While the mediator function of both Ang-1 and Ang-2 has been well established in preclinical research, only Ang-2 has been established as a clinically useful biomarker in the critical care arena [13]. Speculation is tempting, however, on the disturbances in the Ang/Tie2 system during sepsis being a shift from the more protective Ang-1 to the more vascular disruptive Ang-2 [13]. While some authors found elevated Ang-1 levels, others detected low Ang-1 concentrations in intensive care unit patients. This finding might be explained by differences in the samples used for analysis. Unlike Ang-2, which is exclusively stored in endothelial cells, Ang-1 is not exclusively expressed by the vascular wall (Figure 1) - a high amount of Ang-1 (and VEGF) is also found in platelets [14]. False positive Ang-1 levels can therefore result from the ex vivo activation of platelets within serum tubes, a problem recognized only recently.
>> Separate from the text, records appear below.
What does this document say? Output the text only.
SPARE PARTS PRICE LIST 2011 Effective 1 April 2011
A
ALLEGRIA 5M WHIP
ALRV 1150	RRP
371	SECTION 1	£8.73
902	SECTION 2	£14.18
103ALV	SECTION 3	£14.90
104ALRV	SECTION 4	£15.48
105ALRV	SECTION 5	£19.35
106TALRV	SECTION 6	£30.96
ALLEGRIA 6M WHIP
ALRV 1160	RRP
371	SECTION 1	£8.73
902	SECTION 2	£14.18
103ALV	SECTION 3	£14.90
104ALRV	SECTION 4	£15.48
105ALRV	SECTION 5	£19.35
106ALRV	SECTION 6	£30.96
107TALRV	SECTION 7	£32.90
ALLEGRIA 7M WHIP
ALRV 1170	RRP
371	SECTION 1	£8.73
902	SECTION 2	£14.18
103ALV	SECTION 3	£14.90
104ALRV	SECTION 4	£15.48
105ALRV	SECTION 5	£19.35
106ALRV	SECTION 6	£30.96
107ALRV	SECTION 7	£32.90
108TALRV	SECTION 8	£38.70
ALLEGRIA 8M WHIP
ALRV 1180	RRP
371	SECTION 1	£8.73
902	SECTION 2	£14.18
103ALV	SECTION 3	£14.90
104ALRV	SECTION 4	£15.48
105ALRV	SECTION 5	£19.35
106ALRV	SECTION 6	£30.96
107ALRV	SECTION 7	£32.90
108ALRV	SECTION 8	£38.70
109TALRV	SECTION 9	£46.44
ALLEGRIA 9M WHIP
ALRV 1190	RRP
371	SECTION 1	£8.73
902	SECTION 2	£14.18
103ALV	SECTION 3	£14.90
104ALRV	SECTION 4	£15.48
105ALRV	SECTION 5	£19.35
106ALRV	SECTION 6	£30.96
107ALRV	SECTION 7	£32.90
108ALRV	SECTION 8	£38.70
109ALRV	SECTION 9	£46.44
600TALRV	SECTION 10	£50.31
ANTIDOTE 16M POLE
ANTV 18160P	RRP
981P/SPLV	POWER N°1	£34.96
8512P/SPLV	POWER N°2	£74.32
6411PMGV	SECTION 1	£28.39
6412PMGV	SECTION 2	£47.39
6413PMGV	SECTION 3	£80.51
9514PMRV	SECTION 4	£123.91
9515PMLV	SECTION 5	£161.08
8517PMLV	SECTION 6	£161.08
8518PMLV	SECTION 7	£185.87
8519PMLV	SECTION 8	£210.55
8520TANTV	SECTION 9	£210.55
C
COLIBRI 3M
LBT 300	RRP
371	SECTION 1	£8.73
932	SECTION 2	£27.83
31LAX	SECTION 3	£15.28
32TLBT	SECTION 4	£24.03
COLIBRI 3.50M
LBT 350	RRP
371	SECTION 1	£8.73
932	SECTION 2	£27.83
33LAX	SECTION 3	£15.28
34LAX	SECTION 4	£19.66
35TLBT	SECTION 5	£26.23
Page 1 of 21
The article by Mankhambo and colleagues adds knowledge to our current understanding of Ang-1 in critical illness. Plasma Ang-1 levels were not different between patients and controls, but low Ang-1 was independently associated with poor prognosis. Therefore it is reasonable to assume that a very small decrease in circulating Ang-1 has a huge impact on outcome, and that low Ang-1 is probably not associated with mortality in a linear fashion. One might speculate that low Ang-1 per se represents an important risk factor for adverse out come in children with sepsis. Unfortunately, the authors neither investigated the correlation between plasma Ang-1 and clinicopathologic features of multiorgan dysfunction syndrome, nor reported the sensitivity and specificity of specific Ang-1 cut-off values in predicting outcome.
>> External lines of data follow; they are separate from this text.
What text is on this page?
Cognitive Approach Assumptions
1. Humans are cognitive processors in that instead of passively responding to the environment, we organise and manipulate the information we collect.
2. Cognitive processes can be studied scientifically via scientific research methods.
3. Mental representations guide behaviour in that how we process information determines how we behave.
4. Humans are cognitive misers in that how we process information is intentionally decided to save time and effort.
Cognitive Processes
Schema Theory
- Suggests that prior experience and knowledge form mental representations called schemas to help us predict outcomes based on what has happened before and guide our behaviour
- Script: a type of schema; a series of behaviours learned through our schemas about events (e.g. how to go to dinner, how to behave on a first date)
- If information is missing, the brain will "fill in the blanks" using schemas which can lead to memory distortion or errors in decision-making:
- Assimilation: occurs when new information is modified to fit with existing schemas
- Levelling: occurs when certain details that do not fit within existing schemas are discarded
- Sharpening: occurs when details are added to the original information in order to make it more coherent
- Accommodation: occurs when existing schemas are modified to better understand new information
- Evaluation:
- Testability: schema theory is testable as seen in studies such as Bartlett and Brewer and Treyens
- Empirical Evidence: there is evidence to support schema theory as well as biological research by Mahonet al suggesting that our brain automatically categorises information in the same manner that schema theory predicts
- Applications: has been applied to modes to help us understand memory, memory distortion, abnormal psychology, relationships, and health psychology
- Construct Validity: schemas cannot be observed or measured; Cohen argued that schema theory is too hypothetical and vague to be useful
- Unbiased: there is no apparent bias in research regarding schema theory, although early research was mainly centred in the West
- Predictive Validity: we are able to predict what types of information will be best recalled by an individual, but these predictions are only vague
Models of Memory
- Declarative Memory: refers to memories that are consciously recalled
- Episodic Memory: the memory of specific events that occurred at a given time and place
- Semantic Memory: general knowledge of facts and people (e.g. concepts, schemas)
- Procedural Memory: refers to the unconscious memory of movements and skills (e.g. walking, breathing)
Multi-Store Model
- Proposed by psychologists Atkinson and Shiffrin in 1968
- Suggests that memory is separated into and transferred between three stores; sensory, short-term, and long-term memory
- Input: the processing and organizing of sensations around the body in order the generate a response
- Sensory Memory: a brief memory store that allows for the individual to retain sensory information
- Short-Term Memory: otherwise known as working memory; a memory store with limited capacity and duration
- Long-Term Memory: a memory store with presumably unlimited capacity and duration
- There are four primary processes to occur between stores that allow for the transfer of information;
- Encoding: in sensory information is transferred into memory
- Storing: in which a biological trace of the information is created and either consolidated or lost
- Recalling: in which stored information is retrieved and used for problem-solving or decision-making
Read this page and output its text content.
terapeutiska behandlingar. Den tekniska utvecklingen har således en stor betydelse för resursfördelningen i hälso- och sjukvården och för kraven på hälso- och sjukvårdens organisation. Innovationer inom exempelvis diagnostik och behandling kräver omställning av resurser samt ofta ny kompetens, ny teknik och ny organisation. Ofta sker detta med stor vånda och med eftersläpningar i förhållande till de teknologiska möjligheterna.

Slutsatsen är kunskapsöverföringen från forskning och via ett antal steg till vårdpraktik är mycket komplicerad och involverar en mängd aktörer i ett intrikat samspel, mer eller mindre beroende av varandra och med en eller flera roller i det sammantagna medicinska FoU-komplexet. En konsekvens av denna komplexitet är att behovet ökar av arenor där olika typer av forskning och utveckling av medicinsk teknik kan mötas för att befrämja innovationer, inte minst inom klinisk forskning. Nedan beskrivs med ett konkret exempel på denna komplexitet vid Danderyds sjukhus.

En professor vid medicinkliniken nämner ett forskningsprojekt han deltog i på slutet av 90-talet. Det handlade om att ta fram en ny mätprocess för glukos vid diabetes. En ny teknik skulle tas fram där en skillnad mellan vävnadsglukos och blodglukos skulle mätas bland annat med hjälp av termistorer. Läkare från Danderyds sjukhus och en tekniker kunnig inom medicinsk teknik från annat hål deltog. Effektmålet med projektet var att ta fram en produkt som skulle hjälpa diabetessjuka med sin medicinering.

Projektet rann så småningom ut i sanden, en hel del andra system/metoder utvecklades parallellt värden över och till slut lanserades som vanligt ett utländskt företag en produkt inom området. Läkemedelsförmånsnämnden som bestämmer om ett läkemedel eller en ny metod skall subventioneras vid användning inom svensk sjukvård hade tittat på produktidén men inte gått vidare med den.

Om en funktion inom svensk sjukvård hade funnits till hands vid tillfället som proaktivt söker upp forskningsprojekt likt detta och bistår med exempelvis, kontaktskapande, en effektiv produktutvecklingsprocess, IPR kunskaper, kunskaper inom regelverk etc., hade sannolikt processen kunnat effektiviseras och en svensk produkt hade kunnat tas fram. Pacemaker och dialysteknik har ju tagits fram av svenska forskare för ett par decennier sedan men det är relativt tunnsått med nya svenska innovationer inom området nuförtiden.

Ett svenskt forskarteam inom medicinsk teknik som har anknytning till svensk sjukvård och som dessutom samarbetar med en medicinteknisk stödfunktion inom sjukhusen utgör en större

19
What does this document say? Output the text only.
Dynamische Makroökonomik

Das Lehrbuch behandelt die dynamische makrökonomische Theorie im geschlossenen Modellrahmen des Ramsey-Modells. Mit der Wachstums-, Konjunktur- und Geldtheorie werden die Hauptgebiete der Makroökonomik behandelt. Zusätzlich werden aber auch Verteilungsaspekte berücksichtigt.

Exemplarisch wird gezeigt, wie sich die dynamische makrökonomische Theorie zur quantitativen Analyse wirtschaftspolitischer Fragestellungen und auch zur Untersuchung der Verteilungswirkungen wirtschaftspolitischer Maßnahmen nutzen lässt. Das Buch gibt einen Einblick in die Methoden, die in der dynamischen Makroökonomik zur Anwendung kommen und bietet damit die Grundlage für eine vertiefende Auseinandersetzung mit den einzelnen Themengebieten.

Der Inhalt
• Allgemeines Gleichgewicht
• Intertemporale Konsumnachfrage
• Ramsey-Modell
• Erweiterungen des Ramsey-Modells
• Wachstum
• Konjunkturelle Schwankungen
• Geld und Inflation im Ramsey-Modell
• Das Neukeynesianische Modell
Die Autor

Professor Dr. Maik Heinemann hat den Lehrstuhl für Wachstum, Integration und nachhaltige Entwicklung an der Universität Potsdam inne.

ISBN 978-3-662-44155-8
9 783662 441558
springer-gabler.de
With regard to the value of circulating Ang-1 as a biomarker in sepsis, several questions remain open. What is the role of Ang-1 in platelets and does platelet-derived Ang-1 correlate with outcome? Is it possible to quantify Ang-1 in a compartment-specific fashion (that is, true circulating Ang-1 vs. platelet-derived Ang-1)? Is there a specific all-or-nothing cut-off value for Ang-1, or is the ratio between Ang-1 and Ang-2 critical for outcome prediction? All of these questions remain an active focus in several laboratories, including our own.